世界モータースポーツ評議会(WMSC)の2度目の聴聞会の裁定について、FIAが14ページにもわたるレポートを公表した。決定を下す上で重要な証拠となったのは、マクラーレンのペドロ・デ・ラ・ロサとフェルナンド・アロンソの間でかわされたEメールだったようだ。
これまで噂されていたとおり、このふたりの通信によって、マクラーレンのチーフデザイナーが入手したフェラーリの書類に含まれる情報がチームの複数の人間に広まっていたことが明らかになった。
FIAは、ルイス・ハミルトンを含むマクラーレンの3人のドライバーに関連書類の提出を要請、ハミルトンは何の情報もないと返答したが、アロンソとデ・ラ・ロサはEメールをFIAに提出した。

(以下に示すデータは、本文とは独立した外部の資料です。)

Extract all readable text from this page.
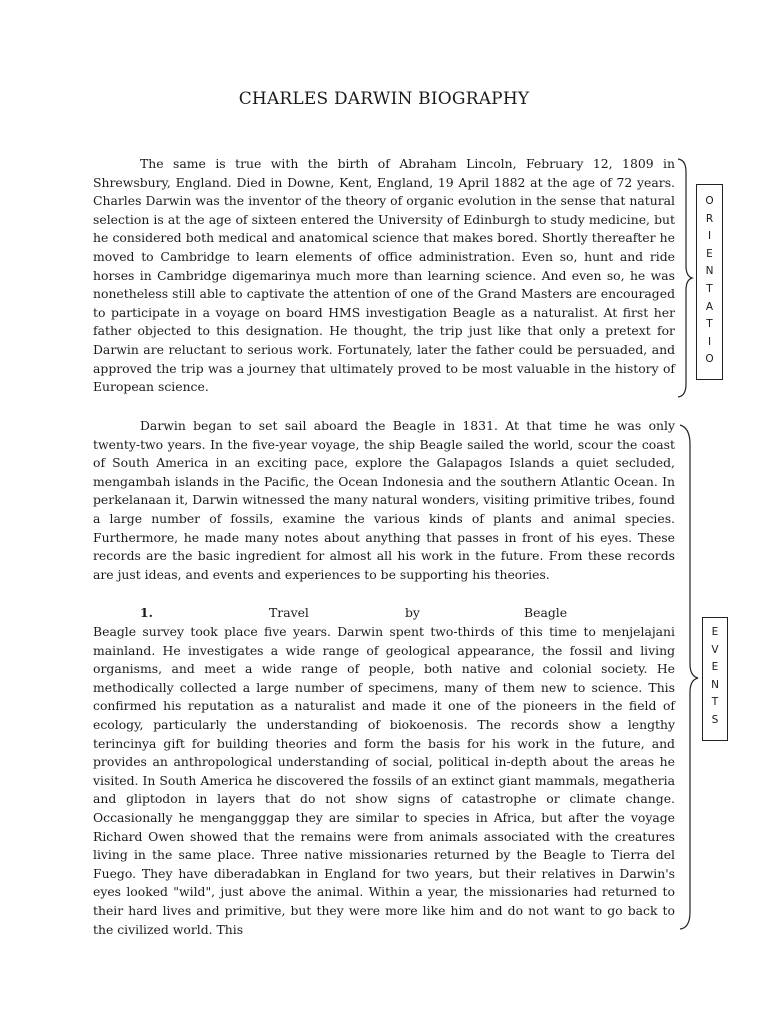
CHARLES DARWIN BIOGRAPHY

The same is true with the birth of Abraham Lincoln, February 12, 1809 in Shrewsbury, England. Died in Downe, Kent, England, 19 April 1882 at the age of 72 years. Charles Darwin was the inventor of the theory of organic evolution in the sense that natural selection is at the age of sixteen entered the University of Edinburgh to study medicine, but he considered both medical and anatomical science that makes bored. Shortly thereafter he moved to Cambridge to learn elements of office administration. Even so, hunt and ride horses in Cambridge digemarinya much more than learning science. And even so, he was nonetheless still able to captivate the attention of one of the Grand Masters are encouraged to participate in a voyage on board HMS investigation Beagle as a naturalist. At first her father objected to this designation. He thought, the trip just like that only a pretext for Darwin are reluctant to serious work. Fortunately, later the father could be persuaded, and approved the trip was a journey that ultimately proved to be most valuable in the history of European science.

Darwin began to set sail aboard the Beagle in 1831. At that time he was only twenty-two years. In the five-year voyage, the ship Beagle sailed the world, scour the coast of South America in an exciting pace, explore the Galapagos Islands a quiet secluded, mengambah islands in the Pacific, the Ocean Indonesia and the southern Atlantic Ocean. In perkelanaan it, Darwin witnessed the many natural wonders, visiting primitive tribes, found a large number of fossils, examine the various kinds of plants and animal species. Furthermore, he made many notes about anything that passes in front of his eyes. These records are the basic ingredient for almost all his work in the future. From these records are just ideas, and events and experiences to be supporting his theories.

1.	Travel	by	Beagle

Beagle survey took place five years. Darwin spent two-thirds of this time to menjelajani mainland. He investigates a wide range of geological appearance, the fossil and living organisms, and meet a wide range of people, both native and colonial society. He methodically collected a large number of specimens, many of them new to science. This confirmed his reputation as a naturalist and made it one of the pioneers in the field of ecology, particularly the understanding of biokoenosis. The records show a lengthy terincinya gift for building theories and form the basis for his work in the future, and provides an anthropological understanding of social, political in-depth about the areas he visited. In South America he discovered the fossils of an extinct giant mammals, megatheria and gliptodon in layers that do not show signs of catastrophe or climate change. Occasionally he mengangggap they are similar to species in Africa, but after the voyage Richard Owen showed that the remains were from animals associated with the creatures living in the same place. Three native missionaries returned by the Beagle to Tierra del Fuego. They have diberadabkan in England for two years, but their relatives in Darwin's eyes looked "wild", just above the animal. Within a year, the missionaries had returned to their hard lives and primitive, but they were more like him and do not want to go back to the civilized world. This

O
R
I
E
N
T
A
T
I
O
E
V
E
N
T
S
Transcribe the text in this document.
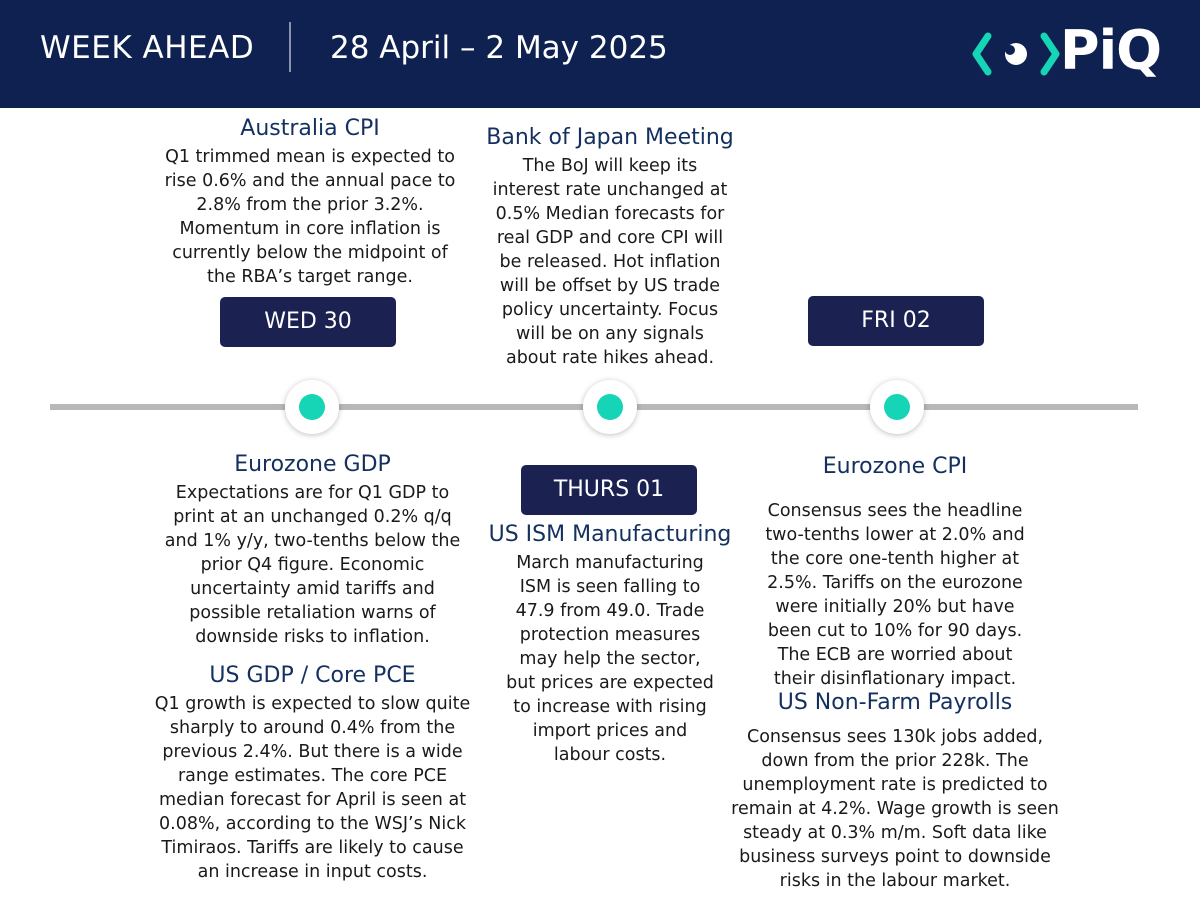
WEEK AHEAD 28 April – 2 May 2025	PiQ
Australia CPI
Q1 trimmed mean is expected to
rise 0.6% and the annual pace to
2.8% from the prior 3.2%.
Momentum in core inflation is
currently below the midpoint of
the RBA’s target range.
WED 30
Bank of Japan Meeting
The BoJ will keep its
interest rate unchanged at
0.5% Median forecasts for
real GDP and core CPI will
be released. Hot inflation
will be offset by US trade
policy uncertainty. Focus
will be on any signals
about rate hikes ahead.
FRI 02
Eurozone GDP
Expectations are for Q1 GDP to
print at an unchanged 0.2% q/q
and 1% y/y, two-tenths below the
prior Q4 figure. Economic
uncertainty amid tariffs and
possible retaliation warns of
downside risks to inflation.
US GDP / Core PCE
Q1 growth is expected to slow quite
sharply to around 0.4% from the
previous 2.4%. But there is a wide
range estimates. The core PCE
median forecast for April is seen at
0.08%, according to the WSJ’s Nick
Timiraos. Tariffs are likely to cause
an increase in input costs.
THURS 01
US ISM Manufacturing
March manufacturing
ISM is seen falling to
47.9 from 49.0. Trade
protection measures
may help the sector,
but prices are expected
to increase with rising
import prices and
labour costs.
Eurozone CPI
Consensus sees the headline
two-tenths lower at 2.0% and
the core one-tenth higher at
2.5%. Tariffs on the eurozone
were initially 20% but have
been cut to 10% for 90 days.
The ECB are worried about
their disinflationary impact.
US Non-Farm Payrolls
Consensus sees 130k jobs added,
down from the prior 228k. The
unemployment rate is predicted to
remain at 4.2%. Wage growth is seen
steady at 0.3% m/m. Soft data like
business surveys point to downside
risks in the labour market.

WMSCはこのEメールにより、アロンソとデ・ラ・ロサがマイク・コフラン経由でフェラーリの情報を受け取ったこと、両ドライバーはこの情報がフェラーリの機密情報であり、コフランがナイジェル・ステップニーから受け取ったものであることを知っていたことは明らかであると判断した。
ふたりのかわしたEメールを見ると、ふたりはフェラーリF2007のセッティング、デザインに関する書類のいくつかの分野について認識していたことが分かる。その中には、重量配分、フレキシブルウイング、エアロバランス、タイヤ空気圧およびブレーキシステムに関する手法が含まれている。さらに、ステップニーはフェラーリのレース戦略についての情報も漏らしていたことが明らかになっている。
しかしながらWMSCは、F1ドライバーが単独の責任でフェラーリの情報を扱ったり、その情報を使用あるいはテストするという決断を下すとは考えにくいと、レポートに記述している。コフランが情報を持っており、これをマクラーレンに渡そうと思った場合、デ・ラ・ロサのみに渡すとも考えにくいという。このためWMSCは、マクラーレンの多数の従業員が情報を持っていた、あるいは他の従業員が情報を持っていることを知っていたと判断、マクラーレンの多数の職員の一部に、情報をテストに使用する意思が存在したと考えた。
これによってWMSCは、マクラーレンがある程度のスポーツ上のアドバンテージ(具体的にその度合いを計ることは永遠に不可能である、とも記している)を取得していたとみなし、マクラーレンは国際スポーツ法典151c条に違反しているとして、今季コンストラクターズポイント剥奪および罰金のペナルティーを科すことを決定した。